Selain itu, dalam pemeriksaan juga diketahui melakukan perjalanan dinas tanpa izin pada 2019. Tercatat 11 perjalanan yang dilakukan, 2 di antarnya tanpa izin atasan.

"11 kali perjalanan dinas di tahun 2019 itu pada 26 Maret, 22 Mei, 1 Juni, 26 Juni, 9 Agustus, 3 September, 4 Oktober, 19 November, 10 November, 25 November, dan 19 Desember. Itu ada dua yang dapat izin yaitu pada tanggal 1 Juni dan 3 September, dengan demikian tidak dapat izin," papar Luphia.

Dengan adanya pelanggaran itu, maka diputuskan untuk memberikan sanksi terhadap Pinangki. Dia dijatuhi sanksi berupa pembebasan dari jabatan struktural pada 29 Juli 2020.

"Kemudian ada penjatuhan hukuman disiplin terhadap terdakwa yakni pada 20 Juli 2020 dengan surat Wakil Jaksa Agung RI tanggal 29 Juli 2020 dengan penjatuhan hukuman disiplin tingkat berat, pembebasan dari jabatan struktutal," ujar Luphia. 

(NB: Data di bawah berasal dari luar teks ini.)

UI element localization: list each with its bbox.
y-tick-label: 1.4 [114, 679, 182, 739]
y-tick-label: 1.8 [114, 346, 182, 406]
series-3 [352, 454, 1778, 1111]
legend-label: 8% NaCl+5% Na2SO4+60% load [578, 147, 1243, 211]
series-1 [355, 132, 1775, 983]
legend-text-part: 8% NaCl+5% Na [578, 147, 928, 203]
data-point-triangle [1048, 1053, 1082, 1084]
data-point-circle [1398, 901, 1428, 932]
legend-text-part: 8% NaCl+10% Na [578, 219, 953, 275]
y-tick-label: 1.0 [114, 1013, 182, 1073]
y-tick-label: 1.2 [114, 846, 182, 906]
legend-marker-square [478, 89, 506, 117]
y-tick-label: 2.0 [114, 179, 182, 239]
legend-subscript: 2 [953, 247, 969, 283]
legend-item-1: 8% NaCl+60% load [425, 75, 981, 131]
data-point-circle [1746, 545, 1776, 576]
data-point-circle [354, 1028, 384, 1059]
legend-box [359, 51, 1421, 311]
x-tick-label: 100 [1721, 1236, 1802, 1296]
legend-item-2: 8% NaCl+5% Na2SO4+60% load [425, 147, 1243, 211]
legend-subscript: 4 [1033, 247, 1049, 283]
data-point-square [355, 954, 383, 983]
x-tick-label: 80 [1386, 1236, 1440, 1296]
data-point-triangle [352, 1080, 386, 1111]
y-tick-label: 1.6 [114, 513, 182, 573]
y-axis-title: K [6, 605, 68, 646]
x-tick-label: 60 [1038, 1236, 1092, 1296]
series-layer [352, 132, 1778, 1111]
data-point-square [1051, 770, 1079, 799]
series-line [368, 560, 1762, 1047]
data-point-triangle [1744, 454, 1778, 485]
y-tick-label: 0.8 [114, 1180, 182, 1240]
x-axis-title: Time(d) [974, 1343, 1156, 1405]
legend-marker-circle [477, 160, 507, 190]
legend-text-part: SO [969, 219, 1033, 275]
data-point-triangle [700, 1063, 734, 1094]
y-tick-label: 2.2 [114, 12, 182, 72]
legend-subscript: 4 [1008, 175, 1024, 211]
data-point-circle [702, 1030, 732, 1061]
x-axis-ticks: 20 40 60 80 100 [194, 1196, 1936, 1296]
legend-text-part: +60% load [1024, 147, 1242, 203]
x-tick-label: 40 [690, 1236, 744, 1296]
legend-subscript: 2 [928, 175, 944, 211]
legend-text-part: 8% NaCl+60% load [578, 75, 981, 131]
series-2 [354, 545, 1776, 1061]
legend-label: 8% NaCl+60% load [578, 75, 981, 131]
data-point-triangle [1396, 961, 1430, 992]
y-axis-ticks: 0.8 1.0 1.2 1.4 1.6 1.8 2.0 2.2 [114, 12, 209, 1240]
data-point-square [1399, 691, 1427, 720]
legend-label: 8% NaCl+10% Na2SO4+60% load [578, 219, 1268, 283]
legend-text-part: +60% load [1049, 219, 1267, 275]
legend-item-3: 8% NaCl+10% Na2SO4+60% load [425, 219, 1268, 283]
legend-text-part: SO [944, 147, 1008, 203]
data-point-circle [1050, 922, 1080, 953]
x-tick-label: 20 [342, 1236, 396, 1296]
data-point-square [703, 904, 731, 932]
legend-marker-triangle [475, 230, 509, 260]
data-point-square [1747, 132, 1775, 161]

Adapun dalam perkara ini, jaksa Pinangki didakwa dengan tiga dakwaan, yaitu pertama dakwaan penerimaan suap sebesar 500.000 dolar AS (sekitar Rp7,4 miliar) dari terpidana kasus cessie Bank Bali Djoko Soegiarto Tjandra.

Kedua, dakwaan pencucian uang yang berasal dari penerimaan suap sebesar 444.900 dolar atau sekitar Rp6.219.380.900,00 sebagai uang pemberian Djoko Tjandra untuk pengurusan fatwa ke MA.

Ketiga, Pinangki didakwa melakukan pemufakatan jahat bersama dengan Andi Irfan Jaya dan Djoko Tjandra untuk menyuap pejabat di Kejagung dan MA senilai 10 juta dolar AS.